Power. Ease of hard drive replacement. Built-in Time Machine drive. QUIET. Oh…and affordable. Yeah…good luck beating the iMac on that one! DEspite the blown and useless internal hard drive (and no, I’m not about to jam suction cups into my screen, lift off the glass, and assume I won’t break anything replacing the internal), the price-to-performance issue is going to be hard to top between an iMac and a Mac Pro.

But if anyone can do it, its Apple. Apple, listening???


A headless iMac? How about the taking the guts of an iPad and putting it into the old Cube form factor. Should fit just about perfectly and be 10x the machine the Cube was. (too soon abandoned by Apple)

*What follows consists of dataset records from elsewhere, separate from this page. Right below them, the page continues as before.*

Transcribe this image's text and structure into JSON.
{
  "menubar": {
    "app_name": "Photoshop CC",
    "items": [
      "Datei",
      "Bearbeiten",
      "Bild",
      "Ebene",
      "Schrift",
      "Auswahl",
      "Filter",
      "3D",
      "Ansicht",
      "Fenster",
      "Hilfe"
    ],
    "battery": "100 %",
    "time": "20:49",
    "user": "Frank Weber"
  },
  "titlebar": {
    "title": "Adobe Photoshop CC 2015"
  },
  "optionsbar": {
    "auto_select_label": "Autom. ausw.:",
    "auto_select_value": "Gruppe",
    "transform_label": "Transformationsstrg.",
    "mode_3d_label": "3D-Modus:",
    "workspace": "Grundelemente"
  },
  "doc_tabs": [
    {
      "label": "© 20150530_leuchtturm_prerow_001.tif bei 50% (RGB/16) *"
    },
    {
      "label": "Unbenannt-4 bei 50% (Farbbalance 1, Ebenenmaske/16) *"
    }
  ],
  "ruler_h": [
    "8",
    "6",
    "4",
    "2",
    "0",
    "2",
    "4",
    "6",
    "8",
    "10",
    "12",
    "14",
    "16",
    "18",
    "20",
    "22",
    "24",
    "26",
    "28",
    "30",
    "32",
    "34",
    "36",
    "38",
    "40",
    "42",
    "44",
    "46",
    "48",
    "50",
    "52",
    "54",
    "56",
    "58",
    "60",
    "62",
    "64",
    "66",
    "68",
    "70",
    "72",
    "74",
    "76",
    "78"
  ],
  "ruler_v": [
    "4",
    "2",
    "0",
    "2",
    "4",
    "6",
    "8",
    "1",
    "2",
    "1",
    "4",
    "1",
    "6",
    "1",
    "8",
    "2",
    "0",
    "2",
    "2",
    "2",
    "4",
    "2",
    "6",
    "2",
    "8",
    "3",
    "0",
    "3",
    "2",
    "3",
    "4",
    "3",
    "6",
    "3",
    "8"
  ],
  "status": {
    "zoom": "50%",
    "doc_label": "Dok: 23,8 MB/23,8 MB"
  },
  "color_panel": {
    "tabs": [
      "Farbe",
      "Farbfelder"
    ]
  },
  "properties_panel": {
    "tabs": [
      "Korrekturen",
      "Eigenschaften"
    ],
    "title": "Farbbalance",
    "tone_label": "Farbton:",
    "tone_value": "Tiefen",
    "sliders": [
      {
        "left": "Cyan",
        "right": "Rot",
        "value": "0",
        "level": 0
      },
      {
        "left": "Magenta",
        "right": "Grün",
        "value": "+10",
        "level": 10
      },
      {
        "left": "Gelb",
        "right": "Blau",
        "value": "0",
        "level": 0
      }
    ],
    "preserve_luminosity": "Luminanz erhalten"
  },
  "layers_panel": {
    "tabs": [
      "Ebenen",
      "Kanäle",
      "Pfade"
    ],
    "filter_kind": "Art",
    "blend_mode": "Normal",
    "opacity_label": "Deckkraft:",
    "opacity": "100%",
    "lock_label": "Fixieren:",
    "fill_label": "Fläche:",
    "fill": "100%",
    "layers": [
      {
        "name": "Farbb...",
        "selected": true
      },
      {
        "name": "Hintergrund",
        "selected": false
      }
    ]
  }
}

How about the taking the guts of an iPad and putting it into the old Cube form factor

Actually I thought about doing that with a Mac SE case. The screen is about the same size. And it would be about 100x the computer the original was


The Cube was not abandoned by Apple. It became the Mini. The things that mattered to Jobs and Apple (silent running, compact, low power)  were kept. The compromises Apple made (external power adaptor, stupid bottom mount ports) are gone. The only thing the Mini lacks over the Cube was the easy user access to the guts, which is likely overrated, given the comparative success of the Mini over the Cube.

It would be nice if Apple developed a Shuttle-style Mac with limited expandability but user access to the graphics card, hard drive and RAM. I doubt Apple is interested in risking iMac sales for that.

Still, perhaps there’s an option if Apple shifted their line-up a little: i3/intel graphics for the mini, i5/mobile-mid-range for the iMac, i7 and consumer desktop graphics card for the “Cube+”, then Xeon and Quadro/FirePro for the MacPro.